His remedy under the statute is perfectly obvious; he could have appealed to the Secretary of the Treasury to furnish him with the charges upon which the Secretary had acted and for a reasonable time to answer the same and to file affidavits supporting his answer, and then the Secretary could, in his discretion have examined the witnesses, and have tried the case. If the Secretary did not choose to do this, the case would have been closed, and the order removing the plaintiff would have stood. The purpose of the statute was to give to persons in the classified civil service of the United States, before their removal therefrom, the right to see the charges upon which their removal was based, together with the privilege of answering the same in writing, and of having a trial if in the discretion of the appointing power he chose to grant one. The statute does not, and can not, be held to contemplate that if the Secretary of the Treasury, as in this case, failed to carry out the provisions of the statute an obligation was thereby created against the Government to pay the salary of a person so removed after his removal and for an indefinite time thereafter.

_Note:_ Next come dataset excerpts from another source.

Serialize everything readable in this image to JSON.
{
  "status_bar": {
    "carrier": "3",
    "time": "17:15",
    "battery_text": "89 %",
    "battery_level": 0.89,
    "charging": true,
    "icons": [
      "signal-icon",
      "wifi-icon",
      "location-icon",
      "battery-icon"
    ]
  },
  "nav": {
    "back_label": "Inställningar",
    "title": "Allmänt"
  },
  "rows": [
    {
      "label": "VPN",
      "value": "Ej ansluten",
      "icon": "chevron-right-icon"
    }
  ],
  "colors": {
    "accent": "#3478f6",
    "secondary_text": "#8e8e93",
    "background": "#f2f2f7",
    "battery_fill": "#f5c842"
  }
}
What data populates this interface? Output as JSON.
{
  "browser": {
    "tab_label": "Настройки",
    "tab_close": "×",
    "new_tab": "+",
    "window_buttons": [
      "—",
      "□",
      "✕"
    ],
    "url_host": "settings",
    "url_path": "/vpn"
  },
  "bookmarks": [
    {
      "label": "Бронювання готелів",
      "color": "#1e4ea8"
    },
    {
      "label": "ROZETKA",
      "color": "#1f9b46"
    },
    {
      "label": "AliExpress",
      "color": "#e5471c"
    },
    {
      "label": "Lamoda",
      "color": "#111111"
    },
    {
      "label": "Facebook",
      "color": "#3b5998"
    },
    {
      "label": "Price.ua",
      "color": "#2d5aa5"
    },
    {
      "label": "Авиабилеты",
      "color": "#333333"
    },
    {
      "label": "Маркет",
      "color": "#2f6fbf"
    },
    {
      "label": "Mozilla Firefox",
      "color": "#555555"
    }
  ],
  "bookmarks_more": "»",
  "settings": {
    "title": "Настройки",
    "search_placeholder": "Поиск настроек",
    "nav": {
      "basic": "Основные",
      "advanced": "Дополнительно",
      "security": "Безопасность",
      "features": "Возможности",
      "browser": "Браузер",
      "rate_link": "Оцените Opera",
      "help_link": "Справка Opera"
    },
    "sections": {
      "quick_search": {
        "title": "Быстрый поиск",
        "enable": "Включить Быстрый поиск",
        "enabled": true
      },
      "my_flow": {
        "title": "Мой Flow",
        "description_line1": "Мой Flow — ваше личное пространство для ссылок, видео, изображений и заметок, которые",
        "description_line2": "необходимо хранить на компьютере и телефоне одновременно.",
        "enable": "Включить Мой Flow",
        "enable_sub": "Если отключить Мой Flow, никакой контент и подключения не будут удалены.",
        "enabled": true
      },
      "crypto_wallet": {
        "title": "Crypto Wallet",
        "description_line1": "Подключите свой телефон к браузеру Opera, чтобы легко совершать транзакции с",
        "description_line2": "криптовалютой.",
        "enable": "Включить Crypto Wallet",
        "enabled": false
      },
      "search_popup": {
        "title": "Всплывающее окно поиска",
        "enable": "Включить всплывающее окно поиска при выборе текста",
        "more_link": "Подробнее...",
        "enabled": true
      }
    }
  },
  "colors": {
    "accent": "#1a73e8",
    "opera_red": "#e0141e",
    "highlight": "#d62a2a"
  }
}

This court can not try an action which has for its purpose the reinstatement of the plaintiff to the office from which he has been removed. And the fact remains that the plaintiff was dismissed from the office; that he is out of the service, and some other person was required to perform the duties of the office from which he has been dismissed. We are now asked to enter a judgment against the Government in favor of the plaintiff for the salary of an office from which he has been dismissed and the duties of which he has not performed for seven years, when he has made no effort to have the order removing him revoked and has made no appeal to the Secretary of the Treasury to be reinstated. It must be held that he has submitted to the order of removal without appeal and without objection for an unreasonable length of time, that he has not used due diligence in asserting his rights, and that he has thereby abandoned all title and claim to the emoluments of the office. We therefore decide that the plaintiff, whether rightfully or wrongfully dismissed from the office, is not entitled after his dismissal and in the absence of any appeal or objection on his part within a reasonable length of time to recover some $10,000 salary, for seven years and more, of an office the duties of which he never performed during that period and which were performed by some other person duly appointed to the office. Ide v. United States, supra.

Geaham:, Judge; DowNey, Judge; Booth, Judge; and Cambbell, GMef Justice, concur.